Hard cheeses are aged to remove their water. Rich and intense reds will pair well with these flavorful cheeses.
Bleu cheeses are rich in aroma and flavor. They pair well with dessert wines and flavorful reds with balanced tannins.
Wine and cheese pairing tips:
Pair similar characteristics in both wine and cheese.
Champagnes and rich sparkling wines pair well with double and triple crèmes.
If in doubt, Riesling is an extremely flexible wine to pair with a diverse selection of cheeses.
Consider marrying wine and cheese combinations from the same country and region, remembering the pairing basics.
Fruity whites and reds pair best with cheeses. Salt helps accentuates the wine’s fruit.
Oaky and highly tannic reds become more astringent with an abundant salt and umami (savory) character in many cheeses.
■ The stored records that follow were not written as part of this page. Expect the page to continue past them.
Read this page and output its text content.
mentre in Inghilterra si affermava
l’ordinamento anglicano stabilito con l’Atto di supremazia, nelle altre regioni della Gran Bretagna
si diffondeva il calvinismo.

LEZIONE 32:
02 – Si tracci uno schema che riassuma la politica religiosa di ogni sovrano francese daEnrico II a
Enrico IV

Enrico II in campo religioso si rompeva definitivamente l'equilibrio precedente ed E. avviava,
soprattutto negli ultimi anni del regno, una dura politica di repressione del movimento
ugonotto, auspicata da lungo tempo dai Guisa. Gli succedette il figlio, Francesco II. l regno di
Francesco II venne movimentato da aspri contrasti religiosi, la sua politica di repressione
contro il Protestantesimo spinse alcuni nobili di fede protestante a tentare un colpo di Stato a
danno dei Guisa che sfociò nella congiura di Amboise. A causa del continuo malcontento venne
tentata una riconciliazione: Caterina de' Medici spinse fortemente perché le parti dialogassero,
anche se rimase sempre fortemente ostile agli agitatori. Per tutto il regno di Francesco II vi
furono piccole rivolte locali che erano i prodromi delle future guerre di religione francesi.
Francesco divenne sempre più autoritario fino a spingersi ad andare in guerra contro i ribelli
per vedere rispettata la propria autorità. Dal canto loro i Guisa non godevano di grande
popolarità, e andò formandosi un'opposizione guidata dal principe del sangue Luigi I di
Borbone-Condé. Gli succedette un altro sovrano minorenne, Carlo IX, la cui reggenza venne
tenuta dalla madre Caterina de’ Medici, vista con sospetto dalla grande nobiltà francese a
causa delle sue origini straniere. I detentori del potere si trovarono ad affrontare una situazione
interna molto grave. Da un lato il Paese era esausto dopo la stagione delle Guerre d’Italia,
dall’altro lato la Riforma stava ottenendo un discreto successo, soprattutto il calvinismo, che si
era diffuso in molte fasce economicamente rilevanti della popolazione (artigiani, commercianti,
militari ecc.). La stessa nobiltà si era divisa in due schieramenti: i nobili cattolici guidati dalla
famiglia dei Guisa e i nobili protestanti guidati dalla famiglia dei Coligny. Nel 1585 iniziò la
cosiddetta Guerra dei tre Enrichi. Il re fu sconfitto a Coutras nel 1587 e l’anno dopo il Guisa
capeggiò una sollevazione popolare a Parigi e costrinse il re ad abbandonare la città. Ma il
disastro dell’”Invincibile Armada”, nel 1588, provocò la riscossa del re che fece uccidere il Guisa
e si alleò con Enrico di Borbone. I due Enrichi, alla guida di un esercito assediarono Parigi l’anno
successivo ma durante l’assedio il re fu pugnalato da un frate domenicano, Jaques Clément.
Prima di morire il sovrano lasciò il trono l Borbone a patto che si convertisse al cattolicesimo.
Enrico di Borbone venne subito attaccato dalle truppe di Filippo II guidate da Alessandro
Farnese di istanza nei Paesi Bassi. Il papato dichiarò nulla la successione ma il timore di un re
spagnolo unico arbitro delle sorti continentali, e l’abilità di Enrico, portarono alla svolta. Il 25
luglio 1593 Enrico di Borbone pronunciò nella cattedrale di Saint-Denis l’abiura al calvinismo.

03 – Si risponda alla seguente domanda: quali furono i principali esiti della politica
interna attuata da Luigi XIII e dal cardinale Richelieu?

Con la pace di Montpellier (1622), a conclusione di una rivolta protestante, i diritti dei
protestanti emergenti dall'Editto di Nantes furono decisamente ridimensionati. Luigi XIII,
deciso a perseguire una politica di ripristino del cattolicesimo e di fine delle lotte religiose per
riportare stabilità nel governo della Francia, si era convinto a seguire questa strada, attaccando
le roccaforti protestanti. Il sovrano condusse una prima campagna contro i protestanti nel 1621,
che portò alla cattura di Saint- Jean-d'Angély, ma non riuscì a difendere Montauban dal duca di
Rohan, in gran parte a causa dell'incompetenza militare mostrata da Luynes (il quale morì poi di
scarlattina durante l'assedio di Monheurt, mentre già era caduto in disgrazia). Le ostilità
Salty and blue cheeses pair well with many dessert wines (the saltier the cheese the sweeter the wine).
A top-quality cheesemonger that deals in wine and cheese is a good pairing resource.
Extremely ripe or aged cheeses can be a challenge to any wine, especially if they are ammoniated (overripe to the point of developing an ammonia smell).
If in doubt, try the combination before serving. A cheese’s minor acidity and sweetness variations can make or break a pairing.
Champagnes and sparkling wines with rich, buttery, creamy cheeses.
Sauvignon Blanc and goat cheeses (Chevres).
Porto, Madiera and Sauternes/botrytised wines with Bleu and Stilton Cheeses.